Adequate means to detect HBV antigens in serum samples are essential for providing adequate individual patient care, but also in guaranteeing the safety of transfusable human blood products [6,7,8]. Numerous studies have shown that the application of nanoparticles can greatly improve the sensitivity and applicability of diagnostic methods. The possibility of detecting NP-associated antigens by SPR, electrochemistry and NMR has been demonstrated for HBV antigens and offers interesting perspectives for miniaturisation.
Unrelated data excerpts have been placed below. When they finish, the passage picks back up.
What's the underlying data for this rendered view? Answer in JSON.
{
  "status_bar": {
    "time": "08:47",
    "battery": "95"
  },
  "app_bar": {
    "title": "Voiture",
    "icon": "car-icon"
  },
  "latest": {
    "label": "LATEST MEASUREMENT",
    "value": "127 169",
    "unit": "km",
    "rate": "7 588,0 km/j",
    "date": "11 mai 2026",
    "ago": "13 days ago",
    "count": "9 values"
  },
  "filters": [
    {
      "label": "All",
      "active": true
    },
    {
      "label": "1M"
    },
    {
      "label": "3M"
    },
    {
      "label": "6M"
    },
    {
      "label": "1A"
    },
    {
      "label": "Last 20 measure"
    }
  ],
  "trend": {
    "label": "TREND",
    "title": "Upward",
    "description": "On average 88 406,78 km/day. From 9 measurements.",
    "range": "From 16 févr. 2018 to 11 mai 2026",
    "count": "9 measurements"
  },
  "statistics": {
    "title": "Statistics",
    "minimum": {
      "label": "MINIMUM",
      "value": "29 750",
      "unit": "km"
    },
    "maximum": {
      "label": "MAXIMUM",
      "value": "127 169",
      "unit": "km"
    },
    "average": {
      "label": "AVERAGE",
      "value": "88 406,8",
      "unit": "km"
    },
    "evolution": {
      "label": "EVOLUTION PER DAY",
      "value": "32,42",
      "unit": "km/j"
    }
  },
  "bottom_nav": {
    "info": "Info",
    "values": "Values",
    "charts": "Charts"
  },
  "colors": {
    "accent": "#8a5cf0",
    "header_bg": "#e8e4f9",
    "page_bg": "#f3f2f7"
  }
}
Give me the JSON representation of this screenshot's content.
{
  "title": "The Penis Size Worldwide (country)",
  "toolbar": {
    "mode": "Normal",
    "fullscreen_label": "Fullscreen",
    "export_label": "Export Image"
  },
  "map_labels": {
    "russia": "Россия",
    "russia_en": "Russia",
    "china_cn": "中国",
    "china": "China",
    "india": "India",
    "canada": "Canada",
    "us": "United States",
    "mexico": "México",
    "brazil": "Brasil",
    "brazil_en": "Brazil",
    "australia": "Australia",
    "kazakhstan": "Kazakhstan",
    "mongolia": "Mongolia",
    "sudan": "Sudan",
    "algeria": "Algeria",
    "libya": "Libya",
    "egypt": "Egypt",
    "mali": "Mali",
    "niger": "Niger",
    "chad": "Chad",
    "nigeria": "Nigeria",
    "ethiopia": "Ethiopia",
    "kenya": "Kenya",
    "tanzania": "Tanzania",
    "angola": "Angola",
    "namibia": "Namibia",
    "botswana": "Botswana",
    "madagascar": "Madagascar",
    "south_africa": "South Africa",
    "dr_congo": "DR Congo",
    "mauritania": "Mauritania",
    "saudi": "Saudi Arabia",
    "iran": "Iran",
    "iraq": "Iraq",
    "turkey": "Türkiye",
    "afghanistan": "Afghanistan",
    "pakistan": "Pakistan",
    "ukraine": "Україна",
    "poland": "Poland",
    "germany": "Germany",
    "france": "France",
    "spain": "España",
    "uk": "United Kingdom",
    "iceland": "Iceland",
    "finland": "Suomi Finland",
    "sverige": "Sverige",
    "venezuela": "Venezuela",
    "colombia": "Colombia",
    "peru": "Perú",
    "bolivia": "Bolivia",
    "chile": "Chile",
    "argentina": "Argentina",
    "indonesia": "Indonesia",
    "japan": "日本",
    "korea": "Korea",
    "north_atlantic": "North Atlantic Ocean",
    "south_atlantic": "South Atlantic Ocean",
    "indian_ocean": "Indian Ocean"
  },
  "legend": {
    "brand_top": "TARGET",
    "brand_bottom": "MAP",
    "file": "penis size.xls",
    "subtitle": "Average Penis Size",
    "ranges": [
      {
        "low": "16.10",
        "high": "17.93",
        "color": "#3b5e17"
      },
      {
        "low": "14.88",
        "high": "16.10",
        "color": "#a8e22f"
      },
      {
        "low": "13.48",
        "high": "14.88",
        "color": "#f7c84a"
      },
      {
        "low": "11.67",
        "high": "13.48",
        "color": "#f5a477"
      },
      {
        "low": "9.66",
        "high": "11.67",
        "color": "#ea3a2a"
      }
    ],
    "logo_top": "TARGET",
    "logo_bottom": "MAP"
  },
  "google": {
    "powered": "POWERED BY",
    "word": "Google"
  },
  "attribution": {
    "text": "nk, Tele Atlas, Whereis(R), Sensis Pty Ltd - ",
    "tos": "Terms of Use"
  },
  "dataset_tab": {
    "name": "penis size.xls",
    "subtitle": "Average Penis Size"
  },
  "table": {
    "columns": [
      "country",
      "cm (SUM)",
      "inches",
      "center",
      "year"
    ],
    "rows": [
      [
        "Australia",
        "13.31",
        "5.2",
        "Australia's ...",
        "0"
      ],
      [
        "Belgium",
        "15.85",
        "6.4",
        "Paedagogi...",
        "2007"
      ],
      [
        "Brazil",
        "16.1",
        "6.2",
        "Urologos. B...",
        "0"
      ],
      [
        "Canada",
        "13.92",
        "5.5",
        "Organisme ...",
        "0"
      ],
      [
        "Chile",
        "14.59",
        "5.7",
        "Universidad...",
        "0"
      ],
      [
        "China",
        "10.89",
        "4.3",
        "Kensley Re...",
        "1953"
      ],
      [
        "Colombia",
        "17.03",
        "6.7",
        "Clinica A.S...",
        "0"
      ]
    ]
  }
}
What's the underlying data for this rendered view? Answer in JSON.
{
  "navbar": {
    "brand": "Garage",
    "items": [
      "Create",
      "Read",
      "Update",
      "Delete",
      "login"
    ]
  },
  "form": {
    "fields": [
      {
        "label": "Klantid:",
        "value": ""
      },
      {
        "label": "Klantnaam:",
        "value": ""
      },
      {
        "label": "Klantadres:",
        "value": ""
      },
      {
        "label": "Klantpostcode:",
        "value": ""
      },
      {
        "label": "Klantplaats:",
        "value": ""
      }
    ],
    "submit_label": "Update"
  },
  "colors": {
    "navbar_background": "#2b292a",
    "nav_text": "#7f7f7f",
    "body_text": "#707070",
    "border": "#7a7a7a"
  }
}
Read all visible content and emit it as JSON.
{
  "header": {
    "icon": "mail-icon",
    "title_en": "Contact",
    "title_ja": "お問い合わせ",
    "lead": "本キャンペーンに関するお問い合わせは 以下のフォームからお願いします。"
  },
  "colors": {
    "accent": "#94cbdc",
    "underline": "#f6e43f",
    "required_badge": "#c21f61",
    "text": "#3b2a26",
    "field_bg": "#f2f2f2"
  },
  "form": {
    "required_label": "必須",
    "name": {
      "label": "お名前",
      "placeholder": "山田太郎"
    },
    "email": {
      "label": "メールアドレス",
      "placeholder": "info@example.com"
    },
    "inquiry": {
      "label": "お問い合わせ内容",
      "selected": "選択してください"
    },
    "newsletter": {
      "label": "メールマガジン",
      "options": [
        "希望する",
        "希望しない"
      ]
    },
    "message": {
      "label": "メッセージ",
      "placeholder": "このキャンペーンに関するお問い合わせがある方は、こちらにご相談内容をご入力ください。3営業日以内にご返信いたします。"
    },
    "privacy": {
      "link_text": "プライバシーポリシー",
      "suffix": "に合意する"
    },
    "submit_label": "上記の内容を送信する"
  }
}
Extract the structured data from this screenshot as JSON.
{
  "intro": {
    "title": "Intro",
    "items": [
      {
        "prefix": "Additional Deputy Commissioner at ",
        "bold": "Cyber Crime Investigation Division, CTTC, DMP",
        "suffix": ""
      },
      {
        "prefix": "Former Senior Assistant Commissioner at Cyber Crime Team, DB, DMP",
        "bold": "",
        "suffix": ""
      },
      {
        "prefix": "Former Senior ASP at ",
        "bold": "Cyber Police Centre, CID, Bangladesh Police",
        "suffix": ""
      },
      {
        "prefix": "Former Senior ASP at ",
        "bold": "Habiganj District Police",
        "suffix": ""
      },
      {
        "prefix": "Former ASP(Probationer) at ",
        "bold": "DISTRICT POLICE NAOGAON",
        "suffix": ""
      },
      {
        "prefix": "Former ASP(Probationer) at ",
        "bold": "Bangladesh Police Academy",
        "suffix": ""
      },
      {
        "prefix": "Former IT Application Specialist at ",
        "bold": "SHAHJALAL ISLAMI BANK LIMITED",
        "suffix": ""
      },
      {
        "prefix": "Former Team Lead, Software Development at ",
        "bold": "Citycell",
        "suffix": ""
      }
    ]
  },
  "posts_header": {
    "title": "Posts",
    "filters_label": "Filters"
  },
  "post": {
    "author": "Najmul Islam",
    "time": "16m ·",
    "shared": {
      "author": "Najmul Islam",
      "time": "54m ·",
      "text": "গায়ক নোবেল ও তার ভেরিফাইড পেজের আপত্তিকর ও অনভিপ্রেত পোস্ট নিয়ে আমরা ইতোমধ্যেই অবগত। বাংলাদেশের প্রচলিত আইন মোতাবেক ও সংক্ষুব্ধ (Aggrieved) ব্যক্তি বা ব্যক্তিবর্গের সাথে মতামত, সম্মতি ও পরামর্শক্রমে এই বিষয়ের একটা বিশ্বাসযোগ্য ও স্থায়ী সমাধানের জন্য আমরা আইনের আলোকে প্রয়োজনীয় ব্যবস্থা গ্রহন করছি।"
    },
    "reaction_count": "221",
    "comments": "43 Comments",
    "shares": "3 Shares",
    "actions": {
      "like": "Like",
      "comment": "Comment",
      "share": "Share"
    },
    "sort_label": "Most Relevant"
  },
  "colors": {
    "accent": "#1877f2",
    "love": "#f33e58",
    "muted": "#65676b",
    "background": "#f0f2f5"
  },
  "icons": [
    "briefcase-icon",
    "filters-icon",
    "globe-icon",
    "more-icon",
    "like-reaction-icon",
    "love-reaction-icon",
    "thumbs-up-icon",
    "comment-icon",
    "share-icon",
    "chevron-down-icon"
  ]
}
Further (commercial) development and the validation of NP-based detection techniques could be of great use in increasing the safety and decreasing the costs of testing in blood transfusion product production. The signal enhancement of LFA-based detection strips by NPs may increase their applicability, especially in POC HBV testing. Combinations of such techniques can be used to generate cheap, easy to operate and reagent-free HBsAg tests. If the sensitivity of such tests could be improved, they may be a favourable alternative for POC HBV status determination in resource-poor settings [27].